Se oyó un tremendo gruñido que rasgó el bosque y los gritos de algún desafortunado.
—Parece que nuestro oso al final ha cazado a alguno de esos miserables —dijo el emperador. Y sonrió. Después de todo igual era mejor que la gran bestia que quería haber atrapado aquella mañana siguiera libre e hiciera el trabajo sucio de eliminar a los últimos desertores que intentaban escapar de la guardia.
Un pretoriano trajo a Niger junto al emperador. El César acarició el lomo del animal con aprecio. Aquel caballo se había portado bien. Si Niger no hubiera sido tan rápido, tan valiente y tan leal quizá él ya no estaría allí vivo. Si Celer no hubiera sido enviado por Menenia al norte para avisarlo, él nunca habría dispuesto de un caballo tan bueno en el momento más peligroso de su vida. Si él mismo no hubiera intercedido por un niño indefenso en el pasado remoto, ahora estaría muerto.

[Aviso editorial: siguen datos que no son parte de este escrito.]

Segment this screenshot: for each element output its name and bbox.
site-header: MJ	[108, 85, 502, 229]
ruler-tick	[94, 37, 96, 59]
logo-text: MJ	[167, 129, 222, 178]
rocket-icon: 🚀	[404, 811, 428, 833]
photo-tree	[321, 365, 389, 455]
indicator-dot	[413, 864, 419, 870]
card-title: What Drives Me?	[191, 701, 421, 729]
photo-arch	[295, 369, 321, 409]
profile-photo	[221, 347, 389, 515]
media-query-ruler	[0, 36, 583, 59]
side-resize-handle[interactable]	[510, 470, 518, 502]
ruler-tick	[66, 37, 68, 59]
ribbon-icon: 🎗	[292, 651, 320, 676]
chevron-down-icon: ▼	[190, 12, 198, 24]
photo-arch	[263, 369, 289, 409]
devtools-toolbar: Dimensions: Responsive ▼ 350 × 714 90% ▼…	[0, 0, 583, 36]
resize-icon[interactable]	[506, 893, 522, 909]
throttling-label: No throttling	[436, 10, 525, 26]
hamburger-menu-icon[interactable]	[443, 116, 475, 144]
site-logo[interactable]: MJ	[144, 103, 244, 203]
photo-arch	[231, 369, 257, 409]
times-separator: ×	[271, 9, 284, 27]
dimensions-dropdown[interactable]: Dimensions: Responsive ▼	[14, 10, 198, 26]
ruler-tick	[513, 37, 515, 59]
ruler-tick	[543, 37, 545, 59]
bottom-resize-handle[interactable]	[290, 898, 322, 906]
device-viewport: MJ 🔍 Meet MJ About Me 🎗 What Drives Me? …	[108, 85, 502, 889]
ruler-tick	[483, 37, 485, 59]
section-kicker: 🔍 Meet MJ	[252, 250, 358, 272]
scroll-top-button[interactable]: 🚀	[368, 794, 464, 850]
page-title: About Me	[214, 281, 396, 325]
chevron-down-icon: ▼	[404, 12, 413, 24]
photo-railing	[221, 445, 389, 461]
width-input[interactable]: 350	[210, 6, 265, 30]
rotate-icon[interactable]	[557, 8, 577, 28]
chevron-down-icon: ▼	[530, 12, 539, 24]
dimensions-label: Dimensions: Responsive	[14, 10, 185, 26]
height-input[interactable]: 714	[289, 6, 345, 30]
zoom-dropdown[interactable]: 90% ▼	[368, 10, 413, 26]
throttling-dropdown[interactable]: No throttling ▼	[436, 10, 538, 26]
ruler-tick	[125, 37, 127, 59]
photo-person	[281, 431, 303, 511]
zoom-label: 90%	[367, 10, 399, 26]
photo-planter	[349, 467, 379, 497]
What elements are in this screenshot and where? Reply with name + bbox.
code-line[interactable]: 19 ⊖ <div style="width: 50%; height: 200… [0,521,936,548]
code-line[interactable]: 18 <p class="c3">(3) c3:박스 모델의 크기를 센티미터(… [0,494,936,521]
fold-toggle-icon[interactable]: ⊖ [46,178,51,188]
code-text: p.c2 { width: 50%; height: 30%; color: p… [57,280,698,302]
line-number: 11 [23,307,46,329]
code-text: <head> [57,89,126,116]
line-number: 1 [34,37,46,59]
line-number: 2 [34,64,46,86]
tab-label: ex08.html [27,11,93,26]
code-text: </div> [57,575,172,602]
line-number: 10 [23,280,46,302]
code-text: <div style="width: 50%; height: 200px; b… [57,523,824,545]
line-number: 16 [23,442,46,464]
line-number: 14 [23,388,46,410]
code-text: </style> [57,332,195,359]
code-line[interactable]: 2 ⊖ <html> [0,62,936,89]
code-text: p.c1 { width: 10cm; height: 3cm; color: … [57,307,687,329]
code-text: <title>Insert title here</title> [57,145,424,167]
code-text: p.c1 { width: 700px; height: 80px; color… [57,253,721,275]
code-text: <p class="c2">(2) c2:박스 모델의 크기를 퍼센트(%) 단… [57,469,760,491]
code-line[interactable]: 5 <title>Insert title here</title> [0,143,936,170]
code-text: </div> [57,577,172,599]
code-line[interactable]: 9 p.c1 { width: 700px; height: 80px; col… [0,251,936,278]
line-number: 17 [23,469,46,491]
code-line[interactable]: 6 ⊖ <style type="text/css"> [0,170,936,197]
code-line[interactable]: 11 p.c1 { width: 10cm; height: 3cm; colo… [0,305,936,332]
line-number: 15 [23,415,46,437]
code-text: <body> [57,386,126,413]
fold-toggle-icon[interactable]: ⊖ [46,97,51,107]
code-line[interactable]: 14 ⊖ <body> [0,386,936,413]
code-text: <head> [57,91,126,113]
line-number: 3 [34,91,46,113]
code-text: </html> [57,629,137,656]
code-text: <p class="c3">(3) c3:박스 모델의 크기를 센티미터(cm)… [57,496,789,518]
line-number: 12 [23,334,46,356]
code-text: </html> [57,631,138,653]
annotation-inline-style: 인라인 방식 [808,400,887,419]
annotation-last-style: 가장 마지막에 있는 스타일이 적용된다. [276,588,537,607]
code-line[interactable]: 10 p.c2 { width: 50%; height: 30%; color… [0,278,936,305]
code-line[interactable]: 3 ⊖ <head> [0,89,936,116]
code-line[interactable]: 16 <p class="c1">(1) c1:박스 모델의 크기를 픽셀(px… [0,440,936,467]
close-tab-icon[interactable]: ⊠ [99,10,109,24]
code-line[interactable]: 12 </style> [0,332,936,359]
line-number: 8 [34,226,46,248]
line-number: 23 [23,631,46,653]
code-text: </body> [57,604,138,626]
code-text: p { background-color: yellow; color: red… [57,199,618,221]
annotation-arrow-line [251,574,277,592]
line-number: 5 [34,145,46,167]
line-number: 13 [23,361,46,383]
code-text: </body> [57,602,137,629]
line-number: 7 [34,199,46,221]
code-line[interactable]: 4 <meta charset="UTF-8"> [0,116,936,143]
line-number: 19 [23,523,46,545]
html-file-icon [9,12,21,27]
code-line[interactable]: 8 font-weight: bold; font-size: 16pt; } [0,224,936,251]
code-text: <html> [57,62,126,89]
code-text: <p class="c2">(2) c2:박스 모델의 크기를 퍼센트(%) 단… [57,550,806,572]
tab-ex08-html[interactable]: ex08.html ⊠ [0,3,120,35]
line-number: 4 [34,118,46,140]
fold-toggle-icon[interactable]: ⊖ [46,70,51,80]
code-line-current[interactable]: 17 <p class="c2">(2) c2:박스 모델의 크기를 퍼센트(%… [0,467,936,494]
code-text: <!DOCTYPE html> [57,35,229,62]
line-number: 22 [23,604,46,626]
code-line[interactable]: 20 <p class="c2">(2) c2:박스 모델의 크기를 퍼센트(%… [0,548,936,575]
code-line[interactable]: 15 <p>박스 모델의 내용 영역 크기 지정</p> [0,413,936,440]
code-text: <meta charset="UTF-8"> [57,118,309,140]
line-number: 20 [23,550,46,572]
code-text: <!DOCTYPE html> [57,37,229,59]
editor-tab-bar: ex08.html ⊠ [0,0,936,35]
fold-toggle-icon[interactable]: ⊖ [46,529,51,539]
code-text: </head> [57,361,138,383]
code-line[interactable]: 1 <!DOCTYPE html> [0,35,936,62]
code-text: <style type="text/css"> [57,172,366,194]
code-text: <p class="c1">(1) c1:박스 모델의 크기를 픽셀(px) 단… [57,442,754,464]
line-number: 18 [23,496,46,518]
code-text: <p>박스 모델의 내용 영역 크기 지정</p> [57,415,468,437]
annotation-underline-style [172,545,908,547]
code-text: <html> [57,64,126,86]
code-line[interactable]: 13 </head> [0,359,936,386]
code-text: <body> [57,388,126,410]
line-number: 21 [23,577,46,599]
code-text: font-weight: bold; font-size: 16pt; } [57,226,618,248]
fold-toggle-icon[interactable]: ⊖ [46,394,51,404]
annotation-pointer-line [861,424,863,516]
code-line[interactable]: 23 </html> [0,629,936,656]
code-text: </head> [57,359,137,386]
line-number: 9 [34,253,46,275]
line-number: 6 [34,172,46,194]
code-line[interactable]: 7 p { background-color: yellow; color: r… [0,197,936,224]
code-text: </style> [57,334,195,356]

Un caballo. Una vestal. Un gladiador.
¿Casualidades o designios de los dioses?
Trajano miró entonces a Lucio Quieto.
—Dile a Tercio que lo prepare todo para alojar a siete legiones. Nosotros regresamos a Roma. Es la hora de atacar. Y preparad un correo también: quiero que el Senado esté reunido para cuando llegue a la ciudad. Nada, Lucio, absolutamente nada, podrá detenernos ahora. Decébalo no sabe lo que es mi ira.
Y montó sobre Niger. Tenía que regresar rápidamente al campamento y escribir un mensaje en clave. Longino debía abandonar Sarmizegetusa antes de que el Senado aprobara la nueva guerra.
Καὶ ὁ Δεκέβαλος κατὰ μὲν τὸ ἰσχυρὸν κακῶς ἔπραττε, δόλῳ δὲ δὴ καὶ ἀπάτῃ ὀλίγου μὲν καὶ τὸν Τραϊανὸν ἀπέκτεινε, πέμψας ἐς τὴν Μυσίαν αὐτομόλους τινάς, εἴ πως αὐτὸν εὐπρόσοδον ὄντα καὶ ἄλλως, τότε δὲ καὶ διὰ τὴν τοῦ πολέμου χρείαν πάντα ἁπλῶς τὸν βουλόμενον ἐς λόγους δεχόμενον κατεργάσαιντο. Ἀλλὰ τοῦτο μὲν οὐκ ἠδυνήθησαν πρᾶξαι, συλληφθέντος τινὸς ἐξ ὑποψίας καὶ πᾶν τὸ ἐπιβούλευμα αὐτοῦ ἐκ βασάνων ὁμολογήσαντος·
Decébalo, por la fuerza, mal lo tenía; pero mediante treta y engaño poco faltó para que matara a Trajano, pues envió a Moesia a unos desertores para ver si podían acabar con él, que era persona accesible y por otra parte, entonces, a causa de las exigencias de la guerra, recibía sin más a cualquiera que deseara hablar con él. Pero no pudieron llevarlo a cabo, ya que uno despertó sospechas y fue detenido, y bajo tortura confesó toda la maquinación.[29]